This past few weeks have been a whirlwind for me and my blog. I want to thank all of you that has helped make it successful. Every day I meet new readers and answer questions and sometimes do more research to answer questions. Gluten free food has come so far since I started this blog. Every day there are more and more easy accessible foods to eat. My warning: be careful! As more and more companies hop on the chance to get their brand into this niche market, I am finding more and more processed foods that are gluten free. I prefer whole foods. Substituting wheat for rice or corn but then adding all the other chemically processed ingredients is just going to cause another kind of illness to rear its ugly head. Eat whole, you will thank me later. =)
So today I bring you some yummy gooey enchiladas that will be gobbled up fast! I loved these and could not resist having seconds. It is easy to make too!
Gluten Free White Chicken Enchiladas
adapted from Joyful Momma's Kitchen
12 corn tortillas
2 cups cooked, shredded chicken
2 cups shredded Monterey Jack cheese
3 Tbsp. butter
2 Tbsp. all purpose gluten free flour (today I used Manini's Gluten Free Multi-Purpose Flour)
2 cups chicken broth
1 cup sour cream
1 (4 oz) can diced green chili's
I start off by softening my corn tortillas. I do this in a tortilla warmer, but you can wrap them in a damp paper towel and microwave for 30 seconds, or you can also wrap them in foil and place them in the oven until they are warm. However you like to do it, is fine.

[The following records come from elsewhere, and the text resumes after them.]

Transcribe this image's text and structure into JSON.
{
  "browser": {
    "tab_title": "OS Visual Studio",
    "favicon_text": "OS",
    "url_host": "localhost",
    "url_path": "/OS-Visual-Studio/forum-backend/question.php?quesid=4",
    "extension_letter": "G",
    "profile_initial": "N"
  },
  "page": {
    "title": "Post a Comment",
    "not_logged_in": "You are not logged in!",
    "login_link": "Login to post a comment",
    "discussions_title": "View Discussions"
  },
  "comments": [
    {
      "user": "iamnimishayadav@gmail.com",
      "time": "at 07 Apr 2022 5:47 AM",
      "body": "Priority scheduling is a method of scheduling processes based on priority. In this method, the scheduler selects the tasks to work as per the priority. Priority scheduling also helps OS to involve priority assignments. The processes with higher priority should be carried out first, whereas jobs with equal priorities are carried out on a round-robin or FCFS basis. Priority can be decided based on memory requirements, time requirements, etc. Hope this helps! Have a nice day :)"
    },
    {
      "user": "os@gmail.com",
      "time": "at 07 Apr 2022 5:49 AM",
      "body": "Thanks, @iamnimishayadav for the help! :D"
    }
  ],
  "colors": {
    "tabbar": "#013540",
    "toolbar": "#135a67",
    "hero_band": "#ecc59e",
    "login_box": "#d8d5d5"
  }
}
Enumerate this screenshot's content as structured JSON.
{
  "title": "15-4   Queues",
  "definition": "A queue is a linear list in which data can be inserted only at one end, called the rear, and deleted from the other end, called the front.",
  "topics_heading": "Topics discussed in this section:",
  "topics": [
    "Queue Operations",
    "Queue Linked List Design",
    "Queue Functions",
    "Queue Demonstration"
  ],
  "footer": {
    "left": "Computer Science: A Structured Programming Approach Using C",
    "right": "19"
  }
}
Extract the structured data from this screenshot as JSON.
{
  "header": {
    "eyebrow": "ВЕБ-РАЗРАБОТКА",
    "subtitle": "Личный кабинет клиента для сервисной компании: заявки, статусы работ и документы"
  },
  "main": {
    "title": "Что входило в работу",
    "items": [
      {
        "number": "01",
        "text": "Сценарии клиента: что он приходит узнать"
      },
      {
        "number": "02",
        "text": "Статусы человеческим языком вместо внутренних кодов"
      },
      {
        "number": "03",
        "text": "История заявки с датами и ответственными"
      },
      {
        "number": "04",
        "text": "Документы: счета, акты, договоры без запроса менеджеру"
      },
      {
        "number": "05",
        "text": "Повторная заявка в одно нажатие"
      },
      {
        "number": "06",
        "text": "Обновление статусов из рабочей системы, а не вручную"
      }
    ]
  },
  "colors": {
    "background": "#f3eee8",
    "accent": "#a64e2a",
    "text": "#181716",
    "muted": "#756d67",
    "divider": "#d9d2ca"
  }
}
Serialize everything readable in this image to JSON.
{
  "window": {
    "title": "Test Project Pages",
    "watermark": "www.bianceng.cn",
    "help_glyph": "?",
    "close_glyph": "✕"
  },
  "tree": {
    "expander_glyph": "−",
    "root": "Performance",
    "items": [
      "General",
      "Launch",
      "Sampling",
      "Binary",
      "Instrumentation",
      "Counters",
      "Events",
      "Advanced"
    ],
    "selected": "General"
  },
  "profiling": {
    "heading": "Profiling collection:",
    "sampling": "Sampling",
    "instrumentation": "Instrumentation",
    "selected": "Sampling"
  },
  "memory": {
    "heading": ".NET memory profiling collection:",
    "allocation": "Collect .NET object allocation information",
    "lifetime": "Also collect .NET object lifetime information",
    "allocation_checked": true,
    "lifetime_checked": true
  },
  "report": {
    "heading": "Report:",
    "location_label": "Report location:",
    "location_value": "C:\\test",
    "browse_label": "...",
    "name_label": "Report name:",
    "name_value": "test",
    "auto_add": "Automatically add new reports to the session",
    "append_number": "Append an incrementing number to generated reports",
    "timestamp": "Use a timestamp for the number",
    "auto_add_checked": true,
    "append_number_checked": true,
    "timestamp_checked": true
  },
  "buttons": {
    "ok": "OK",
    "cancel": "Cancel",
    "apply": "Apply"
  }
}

Preheat oven to 350 degrees. Grease a 9x13 pan
Mix chicken and 1 cup cheese.
Roll up in tortillas and place in pan.
In a sauce pan, melt butter, stir in flour and cook 1 minute. Add broth and whisk until smooth. Heat over medium heat until thick and bubbly.
Stir in sour cream and chilies. Do not bring to boil, you don't want curdled sour cream.
Pour over enchiladas and top with remaining cheese.
Bake 20 min and then under high broil for 3-5 min to brown the cheese. Serve!